City in Dixon and Wayne counties in Nebraska, United States

Wakefield is a city in Dixon and Wayne counties in Nebraska, United States. As of the 2020 census, Wakefield had a population of 1,522.

The Dixon County portion of Wakefield is part of the Sioux City metropolitan area.
==History==
Wakefield got its start in the year 1881, following construction of the Chicago, St. Paul, Minneapolis and Omaha Railway through the territory. It was named for L. W. Wakefield, a railroad engineer. Wakefield was incorporated in 1883.

==Demographics==

Historical population
| Census | Pop. | Note | %± |
| 1900 | 755 |  | — |
| 1910 | 861 |  | 14.0% |
| 1920 | 1,114 |  | 29.4% |
| 1930 | 1,112 |  | −0.2% |
| 1940 | 961 |  | −13.6% |
| 1950 | 1,027 |  | 6.9% |
| 1960 | 1,068 |  | 4.0% |
| 1970 | 1,160 |  | 8.6% |
| 1980 | 1,125 |  | −3.0% |
| 1990 | 1,082 |  | −3.8% |
| 2000 | 1,411 |  | 30.4% |
| 2010 | 1,451 |  | 2.8% |
| 2020 | 1,522 |  | 4.9% |
U.S. Decennial Census

===2010 census===
As of the census of 2010, there were 1,451 people, 534 households, and 352 families living in the city. The population density was 1667.8 PD/sqmi. There were 575 housing units at an average density of 660.9 /sqmi. The racial makeup of the city was 75.6% White, 0.4% African American, 0.5% Native American, 0.5% Asian, 0.1% Pacific Islander, 21.4% from other races, and 1.5% from two or more races. Hispanic or Latino of any race were 33.6% of the population.

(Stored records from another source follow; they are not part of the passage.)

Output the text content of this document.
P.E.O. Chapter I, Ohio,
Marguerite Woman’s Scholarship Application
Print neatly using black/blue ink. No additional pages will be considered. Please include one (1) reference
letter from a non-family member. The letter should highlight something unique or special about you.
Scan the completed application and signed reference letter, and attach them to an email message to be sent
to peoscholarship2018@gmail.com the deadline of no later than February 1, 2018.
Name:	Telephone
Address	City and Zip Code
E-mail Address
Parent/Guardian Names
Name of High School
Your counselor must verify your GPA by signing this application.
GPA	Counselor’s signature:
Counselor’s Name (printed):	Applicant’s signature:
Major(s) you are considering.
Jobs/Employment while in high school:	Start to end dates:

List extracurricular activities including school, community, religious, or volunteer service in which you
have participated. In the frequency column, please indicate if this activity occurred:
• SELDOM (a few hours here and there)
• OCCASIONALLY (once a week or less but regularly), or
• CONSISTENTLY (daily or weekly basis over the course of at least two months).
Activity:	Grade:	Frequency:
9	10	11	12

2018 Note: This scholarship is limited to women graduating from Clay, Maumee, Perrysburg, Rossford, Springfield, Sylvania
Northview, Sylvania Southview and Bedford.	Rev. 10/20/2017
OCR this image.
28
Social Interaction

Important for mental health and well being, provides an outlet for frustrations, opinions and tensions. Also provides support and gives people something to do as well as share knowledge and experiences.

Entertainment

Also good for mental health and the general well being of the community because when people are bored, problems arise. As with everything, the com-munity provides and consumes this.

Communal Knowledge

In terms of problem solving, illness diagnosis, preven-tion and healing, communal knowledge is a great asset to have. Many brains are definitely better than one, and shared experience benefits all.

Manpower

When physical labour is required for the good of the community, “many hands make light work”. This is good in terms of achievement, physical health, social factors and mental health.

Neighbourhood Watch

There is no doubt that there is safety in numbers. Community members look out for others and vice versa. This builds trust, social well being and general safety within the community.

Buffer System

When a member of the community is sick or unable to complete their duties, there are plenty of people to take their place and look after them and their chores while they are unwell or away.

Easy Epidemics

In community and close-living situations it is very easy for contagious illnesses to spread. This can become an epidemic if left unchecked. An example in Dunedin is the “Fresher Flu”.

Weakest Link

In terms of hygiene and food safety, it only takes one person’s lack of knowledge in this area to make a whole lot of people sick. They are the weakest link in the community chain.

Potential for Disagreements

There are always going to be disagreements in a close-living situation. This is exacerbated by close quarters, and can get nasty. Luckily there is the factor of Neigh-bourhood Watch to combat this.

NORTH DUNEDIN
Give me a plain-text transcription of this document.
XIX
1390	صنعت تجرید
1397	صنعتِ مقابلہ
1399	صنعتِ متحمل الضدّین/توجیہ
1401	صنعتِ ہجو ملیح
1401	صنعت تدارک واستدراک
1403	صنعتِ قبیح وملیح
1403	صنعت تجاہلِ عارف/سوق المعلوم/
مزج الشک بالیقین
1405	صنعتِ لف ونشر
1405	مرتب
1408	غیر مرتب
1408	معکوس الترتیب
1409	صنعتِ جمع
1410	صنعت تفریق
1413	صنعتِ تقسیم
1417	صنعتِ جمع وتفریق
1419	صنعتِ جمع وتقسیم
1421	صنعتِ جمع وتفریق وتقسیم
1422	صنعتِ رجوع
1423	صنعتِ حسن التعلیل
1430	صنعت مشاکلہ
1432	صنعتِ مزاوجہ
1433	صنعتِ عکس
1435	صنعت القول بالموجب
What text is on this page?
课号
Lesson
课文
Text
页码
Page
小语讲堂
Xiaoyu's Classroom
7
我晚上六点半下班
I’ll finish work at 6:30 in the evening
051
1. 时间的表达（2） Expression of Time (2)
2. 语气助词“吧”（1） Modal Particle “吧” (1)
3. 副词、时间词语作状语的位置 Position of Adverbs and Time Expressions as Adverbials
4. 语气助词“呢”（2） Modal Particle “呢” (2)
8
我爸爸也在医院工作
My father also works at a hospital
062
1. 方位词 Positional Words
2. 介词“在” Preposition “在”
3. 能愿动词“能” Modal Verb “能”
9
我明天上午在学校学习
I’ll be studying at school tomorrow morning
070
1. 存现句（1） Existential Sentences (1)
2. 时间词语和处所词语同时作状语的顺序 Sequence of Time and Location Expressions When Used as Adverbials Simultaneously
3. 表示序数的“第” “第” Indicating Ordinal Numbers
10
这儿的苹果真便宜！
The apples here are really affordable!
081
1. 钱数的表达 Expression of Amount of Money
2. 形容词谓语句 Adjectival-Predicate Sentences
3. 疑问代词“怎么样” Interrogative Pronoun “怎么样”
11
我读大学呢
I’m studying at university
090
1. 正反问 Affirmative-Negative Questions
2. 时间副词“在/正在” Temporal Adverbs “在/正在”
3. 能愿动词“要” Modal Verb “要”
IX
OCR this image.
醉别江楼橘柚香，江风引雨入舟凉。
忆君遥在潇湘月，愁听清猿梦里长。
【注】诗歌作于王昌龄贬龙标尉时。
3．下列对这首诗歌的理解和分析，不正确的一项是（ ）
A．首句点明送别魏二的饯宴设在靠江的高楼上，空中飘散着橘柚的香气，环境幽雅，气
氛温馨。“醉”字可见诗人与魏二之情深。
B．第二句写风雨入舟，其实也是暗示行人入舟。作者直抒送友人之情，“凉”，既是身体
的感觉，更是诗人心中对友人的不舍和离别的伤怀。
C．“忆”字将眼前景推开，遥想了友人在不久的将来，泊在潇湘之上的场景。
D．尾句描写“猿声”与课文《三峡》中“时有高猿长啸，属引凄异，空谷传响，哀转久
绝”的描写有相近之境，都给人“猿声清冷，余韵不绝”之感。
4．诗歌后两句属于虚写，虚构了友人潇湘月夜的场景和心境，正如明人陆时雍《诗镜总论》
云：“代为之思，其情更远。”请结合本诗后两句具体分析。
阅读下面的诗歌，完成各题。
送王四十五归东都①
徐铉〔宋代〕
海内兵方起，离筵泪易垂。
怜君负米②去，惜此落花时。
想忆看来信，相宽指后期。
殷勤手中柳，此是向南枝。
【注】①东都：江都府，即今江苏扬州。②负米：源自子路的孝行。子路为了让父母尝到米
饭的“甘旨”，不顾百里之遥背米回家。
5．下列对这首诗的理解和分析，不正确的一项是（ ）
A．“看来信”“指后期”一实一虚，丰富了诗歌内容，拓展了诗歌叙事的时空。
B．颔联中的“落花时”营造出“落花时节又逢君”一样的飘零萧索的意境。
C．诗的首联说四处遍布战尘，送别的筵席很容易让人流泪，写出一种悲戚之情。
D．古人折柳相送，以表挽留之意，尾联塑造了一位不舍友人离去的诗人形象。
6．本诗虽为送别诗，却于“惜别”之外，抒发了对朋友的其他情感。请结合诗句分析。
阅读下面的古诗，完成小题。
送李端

There were 534 households, of which 32.4% had children under the age of 18 living with them, 51.7% were married couples living together, 9.6% had a female householder with no husband present, 4.7% had a male householder with no wife present, and 34.1% were non-families. 30.0% of all households were made up of individuals, and 17.2% had someone living alone who was 65 years of age or older. The average household size was 2.64 and the average family size was 3.23.

The median age in the city was 38 years. 25.7% of residents were under the age of 18; 9.7% were between the ages of 18 and 24; 22.8% were from 25 to 44; 23.1% were from 45 to 64; and 18.5% were 65 years of age or older. The gender makeup of the city was 47.6% male and 52.4% female.

===2000 census===
As of the census of 2000, there were 1,411 people, 522 households, and 346 families living in the city. The population density was 2,020.4 PD/sqmi. There were 558 housing units at an average density of 799.0 /sqmi. The racial makeup of the city was 83.63% White, 1.13% Native American, 0.43% Asian, 13.68% from other races, and 1.13% from two or more races. Hispanic or Latino of any race were 17.43% of the population.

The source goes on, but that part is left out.